OTTAWA – Le Canada s’apprête à augmenter sa contribution humanitaire en Syrie, au moment où les violences dans ce pays déchiré par la guerre semblent redoubler.

Le ministre des Affaires étrangères canadien, John Baird, a indiqué à l’issue d’une rencontre avec des représentants de la communauté syrienne au pays que le Canada «pouvait faire plus et allait faire plus».

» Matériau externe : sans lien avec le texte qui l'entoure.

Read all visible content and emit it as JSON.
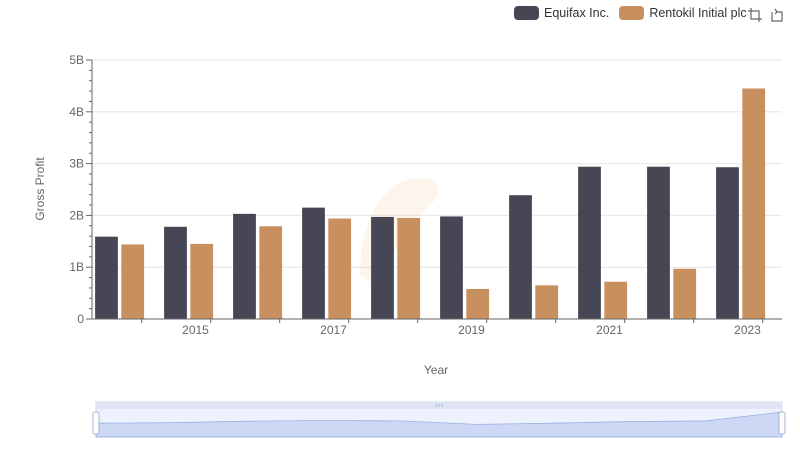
{
  "legend": {
    "items": [
      {
        "label": "Equifax Inc.",
        "color": "#464655"
      },
      {
        "label": "Rentokil Initial plc",
        "color": "#c8905e"
      }
    ]
  },
  "toolbox": {
    "icons": [
      "zoom-icon",
      "restore-icon"
    ]
  },
  "chart_data": {
    "type": "bar",
    "xlabel": "Year",
    "ylabel": "Gross Profit",
    "categories": [
      "2014",
      "2015",
      "2016",
      "2017",
      "2018",
      "2019",
      "2020",
      "2021",
      "2022",
      "2023"
    ],
    "x_tick_labels": [
      "2015",
      "2017",
      "2019",
      "2021",
      "2023"
    ],
    "y_tick_labels": [
      "0",
      "1B",
      "2B",
      "3B",
      "4B",
      "5B"
    ],
    "ylim": [
      0,
      5000000000
    ],
    "grid": true,
    "legend_position": "top-right",
    "series": [
      {
        "name": "Equifax Inc.",
        "color": "#464655",
        "values": [
          1590000000,
          1780000000,
          2030000000,
          2150000000,
          1970000000,
          1980000000,
          2390000000,
          2940000000,
          2940000000,
          2930000000
        ]
      },
      {
        "name": "Rentokil Initial plc",
        "color": "#c8905e",
        "values": [
          1440000000,
          1450000000,
          1790000000,
          1940000000,
          1950000000,
          580000000,
          650000000,
          720000000,
          970000000,
          4450000000
        ]
      }
    ]
  }
}
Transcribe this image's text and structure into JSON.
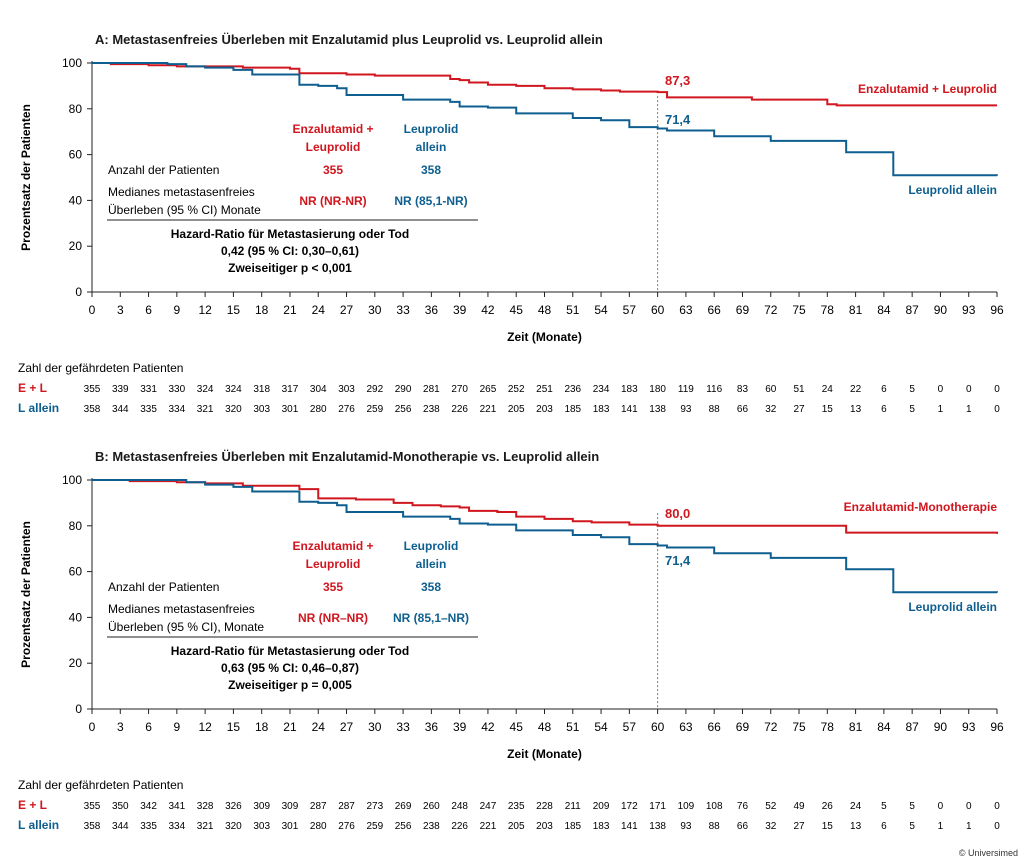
{
  "copyright": "© Universimed",
  "chart_data": [
    {
      "type": "line",
      "title": "A: Metastasenfreies Überleben mit Enzalutamid plus Leuprolid vs. Leuprolid allein",
      "xlabel": "Zeit (Monate)",
      "ylabel": "Prozentsatz der Patienten",
      "xlim": [
        0,
        96
      ],
      "ylim": [
        0,
        100
      ],
      "xticks": [
        0,
        3,
        6,
        9,
        12,
        15,
        18,
        21,
        24,
        27,
        30,
        33,
        36,
        39,
        42,
        45,
        48,
        51,
        54,
        57,
        60,
        63,
        66,
        69,
        72,
        75,
        78,
        81,
        84,
        87,
        90,
        93,
        96
      ],
      "yticks": [
        0,
        20,
        40,
        60,
        80,
        100
      ],
      "vline_x": 60,
      "colors": {
        "ref": "#d0161e",
        "comp": "#0e5f8f"
      },
      "series": [
        {
          "name": "Enzalutamid + Leuprolid",
          "color": "#d0161e",
          "x": [
            0,
            2,
            6,
            9,
            12,
            16,
            21,
            22,
            27,
            30,
            33,
            38,
            39,
            40,
            42,
            45,
            48,
            51,
            54,
            56,
            60,
            61,
            66,
            67,
            70,
            71,
            78,
            79,
            96
          ],
          "y": [
            100,
            99.5,
            99,
            98.5,
            98.5,
            98,
            97.5,
            95.5,
            95,
            94.5,
            94.5,
            93,
            92.5,
            91.5,
            90.5,
            90,
            89,
            88.5,
            88,
            87.5,
            87.3,
            85,
            85,
            85,
            84,
            84,
            82,
            81.5,
            81.5
          ],
          "end_value": "87,3",
          "end_value_x": 60
        },
        {
          "name": "Leuprolid allein",
          "color": "#0e5f8f",
          "x": [
            0,
            2,
            8,
            10,
            12,
            15,
            17,
            21,
            22,
            24,
            26,
            27,
            30,
            33,
            35,
            38,
            39,
            42,
            45,
            48,
            51,
            54,
            57,
            60,
            61,
            66,
            67,
            72,
            79,
            80,
            84,
            85,
            96
          ],
          "y": [
            100,
            100,
            99.5,
            98.5,
            98,
            97,
            95,
            95,
            90.5,
            90,
            89,
            86,
            86,
            84,
            84,
            83,
            81,
            80.5,
            78,
            78,
            76,
            75,
            72,
            71.4,
            70.5,
            68,
            68,
            66,
            66,
            61,
            61,
            51,
            50.8
          ],
          "end_value": "71,4",
          "end_value_x": 60
        }
      ],
      "legend_labels": [
        {
          "text": "Enzalutamid + Leuprolid",
          "color": "#d0161e"
        },
        {
          "text": "Leuprolid allein",
          "color": "#0e5f8f"
        }
      ],
      "info_table": {
        "col1_head": [
          "Enzalutamid +",
          "Leuprolid"
        ],
        "col2_head": [
          "Leuprolid",
          "allein"
        ],
        "row1_label": "Anzahl der Patienten",
        "row1_col1": "355",
        "row1_col2": "358",
        "row2_label": [
          "Medianes metastasenfreies",
          "Überleben (95 % CI) Monate"
        ],
        "row2_col1": "NR (NR-NR)",
        "row2_col2": "NR (85,1-NR)",
        "summary": [
          "Hazard-Ratio für Metastasierung oder Tod",
          "0,42 (95 % CI: 0,30–0,61)",
          "Zweiseitiger p < 0,001"
        ]
      },
      "risk_table": {
        "title": "Zahl der gefährdeten Patienten",
        "rows": [
          {
            "label": "E + L",
            "color": "#d0161e",
            "values": [
              355,
              339,
              331,
              330,
              324,
              324,
              318,
              317,
              304,
              303,
              292,
              290,
              281,
              270,
              265,
              252,
              251,
              236,
              234,
              183,
              180,
              119,
              116,
              83,
              60,
              51,
              24,
              22,
              6,
              5,
              0,
              0,
              0
            ]
          },
          {
            "label": "L allein",
            "color": "#0e5f8f",
            "values": [
              358,
              344,
              335,
              334,
              321,
              320,
              303,
              301,
              280,
              276,
              259,
              256,
              238,
              226,
              221,
              205,
              203,
              185,
              183,
              141,
              138,
              93,
              88,
              66,
              32,
              27,
              15,
              13,
              6,
              5,
              1,
              1,
              0
            ]
          }
        ]
      }
    },
    {
      "type": "line",
      "title": "B: Metastasenfreies Überleben mit Enzalutamid-Monotherapie vs. Leuprolid allein",
      "xlabel": "Zeit (Monate)",
      "ylabel": "Prozentsatz der Patienten",
      "xlim": [
        0,
        96
      ],
      "ylim": [
        0,
        100
      ],
      "xticks": [
        0,
        3,
        6,
        9,
        12,
        15,
        18,
        21,
        24,
        27,
        30,
        33,
        36,
        39,
        42,
        45,
        48,
        51,
        54,
        57,
        60,
        63,
        66,
        69,
        72,
        75,
        78,
        81,
        84,
        87,
        90,
        93,
        96
      ],
      "yticks": [
        0,
        20,
        40,
        60,
        80,
        100
      ],
      "vline_x": 60,
      "colors": {
        "ref": "#d0161e",
        "comp": "#0e5f8f"
      },
      "series": [
        {
          "name": "Enzalutamid-Monotherapie",
          "color": "#d0161e",
          "x": [
            0,
            4,
            9,
            12,
            16,
            22,
            24,
            28,
            32,
            34,
            37,
            39,
            40,
            43,
            45,
            48,
            51,
            53,
            57,
            60,
            63,
            80,
            96
          ],
          "y": [
            100,
            99.5,
            99,
            98.5,
            97.5,
            96,
            92,
            91.5,
            90,
            89,
            88.5,
            88,
            86.5,
            86,
            84,
            83,
            82,
            81.5,
            80.5,
            80,
            80,
            77,
            76.5
          ],
          "end_value": "80,0",
          "end_value_x": 60
        },
        {
          "name": "Leuprolid allein",
          "color": "#0e5f8f",
          "x": [
            0,
            7,
            10,
            12,
            15,
            17,
            21,
            22,
            24,
            26,
            27,
            30,
            33,
            35,
            38,
            39,
            42,
            45,
            48,
            51,
            54,
            57,
            60,
            61,
            66,
            67,
            72,
            79,
            80,
            84,
            85,
            96
          ],
          "y": [
            100,
            100,
            99,
            98,
            97,
            95,
            95,
            90.5,
            90,
            89,
            86,
            86,
            84,
            84,
            83,
            81,
            80.5,
            78,
            78,
            76,
            75,
            72,
            71.4,
            70.5,
            68,
            68,
            66,
            66,
            61,
            61,
            51,
            50.8
          ],
          "end_value": "71,4",
          "end_value_x": 60
        }
      ],
      "legend_labels": [
        {
          "text": "Enzalutamid-Monotherapie",
          "color": "#d0161e"
        },
        {
          "text": "Leuprolid allein",
          "color": "#0e5f8f"
        }
      ],
      "info_table": {
        "col1_head": [
          "Enzalutamid +",
          "Leuprolid"
        ],
        "col2_head": [
          "Leuprolid",
          "allein"
        ],
        "row1_label": "Anzahl der Patienten",
        "row1_col1": "355",
        "row1_col2": "358",
        "row2_label": [
          "Medianes metastasenfreies",
          "Überleben (95 % CI), Monate"
        ],
        "row2_col1": "NR (NR–NR)",
        "row2_col2": "NR (85,1–NR)",
        "summary": [
          "Hazard-Ratio für Metastasierung oder Tod",
          "0,63 (95 % CI: 0,46–0,87)",
          "Zweiseitiger p = 0,005"
        ]
      },
      "risk_table": {
        "title": "Zahl der gefährdeten Patienten",
        "rows": [
          {
            "label": "E + L",
            "color": "#d0161e",
            "values": [
              355,
              350,
              342,
              341,
              328,
              326,
              309,
              309,
              287,
              287,
              273,
              269,
              260,
              248,
              247,
              235,
              228,
              211,
              209,
              172,
              171,
              109,
              108,
              76,
              52,
              49,
              26,
              24,
              5,
              5,
              0,
              0,
              0
            ]
          },
          {
            "label": "L allein",
            "color": "#0e5f8f",
            "values": [
              358,
              344,
              335,
              334,
              321,
              320,
              303,
              301,
              280,
              276,
              259,
              256,
              238,
              226,
              221,
              205,
              203,
              185,
              183,
              141,
              138,
              93,
              88,
              66,
              32,
              27,
              15,
              13,
              6,
              5,
              1,
              1,
              0
            ]
          }
        ]
      }
    }
  ]
}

Spécifiant que le Canada était déjà le troisième pays contributeur en matière d’aide humanitaire en Syrie, le ministre Baird a signalé qu’Ottawa accroîtra son assistance, sans toutefois offrir de chiffres précis. «Je pense que nous sommes prêts à faire plus, particulièrement en ce qui à trait au soutien médical», a noté le chef de la diplomatie canadienne.

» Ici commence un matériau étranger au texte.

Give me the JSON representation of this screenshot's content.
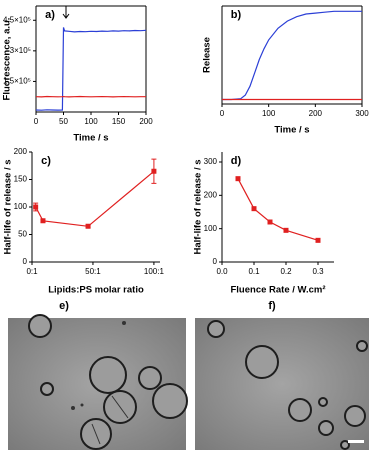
{
  "chart_data": [
    {
      "type": "line",
      "label": "a)",
      "ylabel": "Fluorescence, a.u.",
      "xlabel": "Time / s",
      "frame": true,
      "x": [
        0,
        10,
        20,
        30,
        40,
        48,
        50,
        52,
        60,
        70,
        80,
        90,
        100,
        110,
        120,
        130,
        140,
        150,
        160,
        170,
        180,
        190,
        200
      ],
      "series": [
        {
          "color": "#2b3fd6",
          "values": [
            10000,
            9000,
            11000,
            10000,
            9500,
            10000,
            415000,
            398000,
            396000,
            393000,
            395000,
            394000,
            396000,
            395000,
            397000,
            396000,
            398000,
            397000,
            399000,
            398000,
            400000,
            399000,
            401000
          ]
        },
        {
          "color": "#e02020",
          "values": [
            75000,
            74000,
            76000,
            75000,
            74500,
            75000,
            75500,
            75000,
            74000,
            75000,
            76000,
            75000,
            74500,
            75000,
            75500,
            75000,
            74000,
            75000,
            75500,
            75000,
            74500,
            75000,
            75000
          ]
        }
      ],
      "xlim": [
        0,
        200
      ],
      "xticks": [
        0,
        50,
        100,
        150,
        200
      ],
      "ylim": [
        0,
        520000
      ],
      "yticks": [
        {
          "value": 150000,
          "label": "1.5×10⁵"
        },
        {
          "value": 300000,
          "label": "3×10⁵"
        },
        {
          "value": 450000,
          "label": "4.5×10⁵"
        }
      ]
    },
    {
      "type": "line",
      "label": "b)",
      "ylabel": "Release",
      "xlabel": "Time / s",
      "frame": true,
      "x": [
        0,
        20,
        40,
        50,
        60,
        70,
        80,
        90,
        100,
        120,
        140,
        160,
        180,
        200,
        220,
        240,
        260,
        280,
        300
      ],
      "series": [
        {
          "color": "#2b3fd6",
          "values": [
            0,
            0,
            1,
            5,
            15,
            30,
            45,
            57,
            67,
            80,
            88,
            93,
            96,
            97,
            98,
            99,
            99,
            99,
            99
          ]
        },
        {
          "color": "#e02020",
          "values": [
            0,
            0,
            0,
            0,
            0,
            0,
            0,
            0,
            0,
            0,
            0,
            0,
            0,
            0,
            0,
            0,
            0,
            0,
            0
          ]
        }
      ],
      "xlim": [
        0,
        300
      ],
      "xticks": [
        0,
        100,
        200,
        300
      ],
      "ylim": [
        -5,
        105
      ],
      "yticks": []
    },
    {
      "type": "line",
      "label": "c)",
      "ylabel": "Half-life of release / s",
      "xlabel": "Lipids:PS molar ratio",
      "frame": false,
      "markers": true,
      "x": [
        3,
        9,
        46,
        100
      ],
      "series": [
        {
          "color": "#e02020",
          "values": [
            100,
            75,
            65,
            165
          ],
          "errors": [
            7,
            3,
            2,
            22
          ]
        }
      ],
      "xlim": [
        0,
        105
      ],
      "xticks": [
        {
          "value": 0,
          "label": "0:1"
        },
        {
          "value": 50,
          "label": "50:1"
        },
        {
          "value": 100,
          "label": "100:1"
        }
      ],
      "ylim": [
        0,
        200
      ],
      "yticks": [
        0,
        50,
        100,
        150,
        200
      ]
    },
    {
      "type": "line",
      "label": "d)",
      "ylabel": "Half-life of release / s",
      "xlabel": "Fluence Rate  / W.cm²",
      "frame": false,
      "markers": true,
      "x": [
        0.05,
        0.1,
        0.15,
        0.2,
        0.3
      ],
      "series": [
        {
          "color": "#e02020",
          "values": [
            250,
            160,
            120,
            95,
            65
          ]
        }
      ],
      "xlim": [
        0,
        0.35
      ],
      "xticks": [
        {
          "value": 0,
          "label": "0.0"
        },
        0.1,
        0.2,
        0.3
      ],
      "ylim": [
        0,
        330
      ],
      "yticks": [
        0,
        100,
        200,
        300
      ]
    }
  ],
  "images": [
    {
      "label": "e)"
    },
    {
      "label": "f)"
    }
  ]
}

Le Canada a déjà offert 8,5 millions $ en aide, largement à travers des programmes des Nations Unies, mais aussi par le Comité international de la Croix-Rouge.

Lors d’un point de presse dans la capitale fédérale mercredi, M. Baird a par ailleurs signalé que le Canada allait voir ce qu’il pouvait faire pour aider la Jordanie, la Turquie et le Liban à faire face aux flots de réfugiés fuyant les violences dans leur pays.

Il serait toutefois étonnant que le Canada triple son aide au pays où le conflit fait rage, comme le souhaiteraient les groupes de Canado-syriens rencontrés.

«Ce qu’on a demandé, c’est d’au moins avoir l’aide qui est donnée par les États-Unis, qui est de 25 millions $», a indiqué Faisal Alazem du Conseil canadien syrien. Il a assuré que le ministre lui avait démontré une grande solidarité, mais il ignore à quelle hauteur pourrait se révéler être le nouvel engagement du Canada à l’égard du pays.

Un projet de financement de construction d’hôpitaux mobiles semble être sur la bonne voie, ainsi qu’un autre pour sécuriser les réseaux de télécommunications. Les participants à la rencontre ont également souligné qui si les sanctions d’Ottawa à l’égard du régime du président Bashar al-Assad étaient appréciées, elles ne devaient toutefois pas nuire aux civils.

«Nous avons remercié le Canada pour ses sanctions qui ont puni le régime, mais nous avons souligné que c’est très important que ces sanctions ne touchent pas le côté humanitaire», a relevé M. Alazem.

Le père Paolo Dall’Oglio, jésuite expulsé de Syrie le mois dernier et figure de proue du dialogue entre musulmans et le chrétiens, a quant à lui confié son espoir de voir le Canada en faire plus du point de vue diplomatique. «Nous espérons que le Canada puisse prendre la tête d’une nouvelle initiative diplomatique pour la protection de la population civile syrienne», a-t-il indiqué.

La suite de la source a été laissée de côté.